Nothing on the outside will ever make you feel whole and complete. You never need the validation of another person to feel worthy. The only validation you will ever need about your worth as a spiritual human being is your own.

 

If someone compliments you, simply say Thank you. Stop yourself from saying: “Oh, no I’m not” when someone tells you something that is kind. Furthermore, never take a compliment or an insult too seriously, because this too has nothing to do with you, and everything to do with the other person’s perceptions.

 

If you pained a painting, and two people walked into the room, one person could say: “That is the ugliest painting I have ever seen!” The other person could say: “That is the most gorgeous painting I have ever seen!” Do their comments have anything to do with you? No, they do not.

 

I used to be so hard on myself. Always wanting to feel “good enough.” It only took over three decades to find my worth from the inside out, and never judge or compare myself to another human being. Each person on our planet is special. I learned to place myself on equal footing with all of humanity. So I am no better and no worse than a person living in a dumpster. We are all equal.

 

I used to think if I were a size 6 or 8 that would make me more acceptable to myself. I then realized that when I was a size 8 I used to cry myself to sleep. I realized that clothing is made in all sizes, and I do not have to look like a model to feel more acceptable to myself. Once I gave myself permission to be good enough, just as I am, the self judgment stopped, and so did the inner feelings of inadequacy.
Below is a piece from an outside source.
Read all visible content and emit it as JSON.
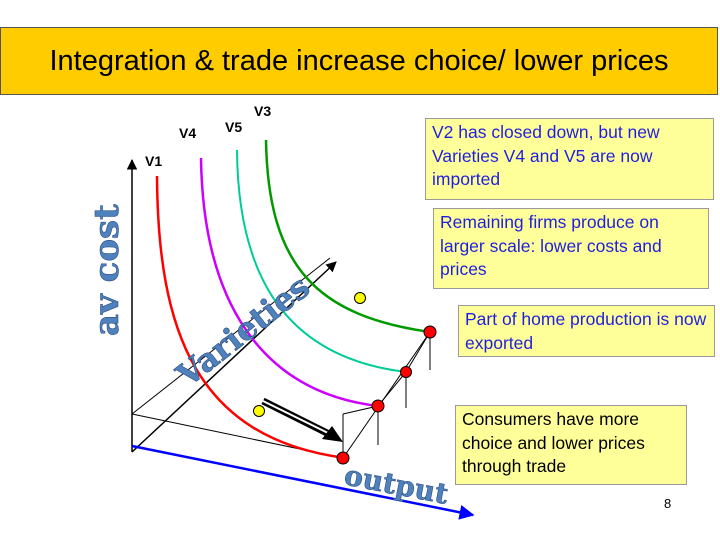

There are many people that have it all on the outside, and still feel inadequate deep down within. I was no exception. However, once you really turn that around, and fully accept yourself, even with your so-called flaws, then you can begin a journey that is filled with love, and joy, rather than disharmony within.

 

No matter what you think will make you more worthy, find an example of someone else that has that exact condition that you do not judge. Then, stop judging yourself completely.

 

You can only feel the joy of life when your mind is free from self imposed limitations and negative judgment. Be an example of your radiant self that does lie within, by being and sharing you greatest inner qualities, and bring those out. Focus on all of the good that you are, so that you will always feel good enough and accept yourself no matter what.